We were also aware that if our own tech was to get across the finish line and achieve scale, it had to make healthcare workers’ lives easier. One of our mantras is “more face time, less screen time.” What good is a technology, however sophisticated, if it pulls healthcare workers away from patients? Our technology and workflows enable physicians and nurses to spend less time interfacing with monitors and burdensome administrative tasks, and instead liberates them to spend more time doing what they love — taking care of patients.

With FICS, we went beyond FDA data compliance. We built a comprehensive software that streamlines all workflows on one platform. From the moment researchers and sponsors launch a trial to the moment they submit the drug for approval, and every single regulatory requirement and patient interaction in between, FICS has our life science sponsor and site users covered. FICS dramatically reduces administrative burden, automates multiple workflows, instantaneously captures and analyzes universalized data, and opens enrollment to a global audience. Instead of flipping through binders or trying to merge and reconcile data from a series of programs that don’t talk to each other, physicians are freed up to work with patients.

Global

We refused to build a solution that wouldn’t be relevant, resonant, and usable across the globe; anything less would continue to over-index for white patients of means and maintain an undemocratic status quo for a democratic disease. As we evolve and implement the architecture of our technology, meeting the diverse needs of a global audience guides all of our decisions.

Today, our health system partnerships include oncology centers across the US, Brazil, Australia, and India. We intentionally selected a critical mass of rural and community site partners, which enables patients in historically-underserved geographies to finally access trials. In September 2023, we opened the Pi Health Cancer Hospital in Hyderabad, India, with our entire tech stack fully integrated into the facility. Our hospital in Hyderabad is the physical manifestation of our ultimate vision with Pi Health, in that we don’t just want to bring clinical trials to long-underserved populations, but we also want to bring the most modern, efficient, cost-effective, and democratic clinical trials to all.

The More Who Join Us, The More Lives We Can Save Together

In 2018, Janet Woodcock, the former Director of the Center for Drug Evaluation at the FDA, declared the clinical trial system “broken.” Her words were a clarion call, and we commend her for them. It was disillusioning to see, year after year, just how broken this system was, with devastating effects on human lives.

But in four years, thanks to our growing number of partners and patients who have taken the leap with us, we are optimists.
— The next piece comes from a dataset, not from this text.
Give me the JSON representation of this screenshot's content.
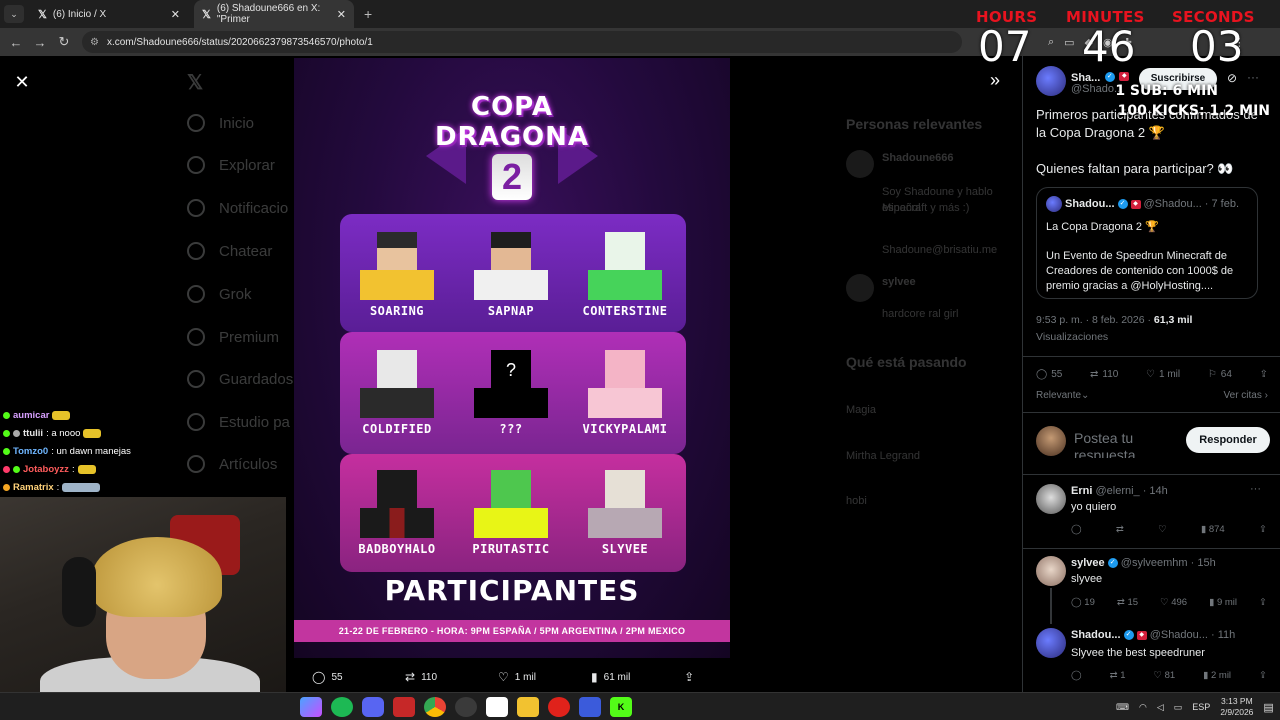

We know that we can continue to root out mass-scale inefficiency and replace it with the seeds of our new and blossoming infrastructure to fix decades of problems. We can see — both on the ground and in the data — that Pi is working. Trials are enrolling more patients, of more diverse backgrounds, and in record time.

Global transformation, however, is a matter of network effects. The more who join our cause, the more people we can continue to reach, and the more lives we can save together. We hope you’ll take the leap with us.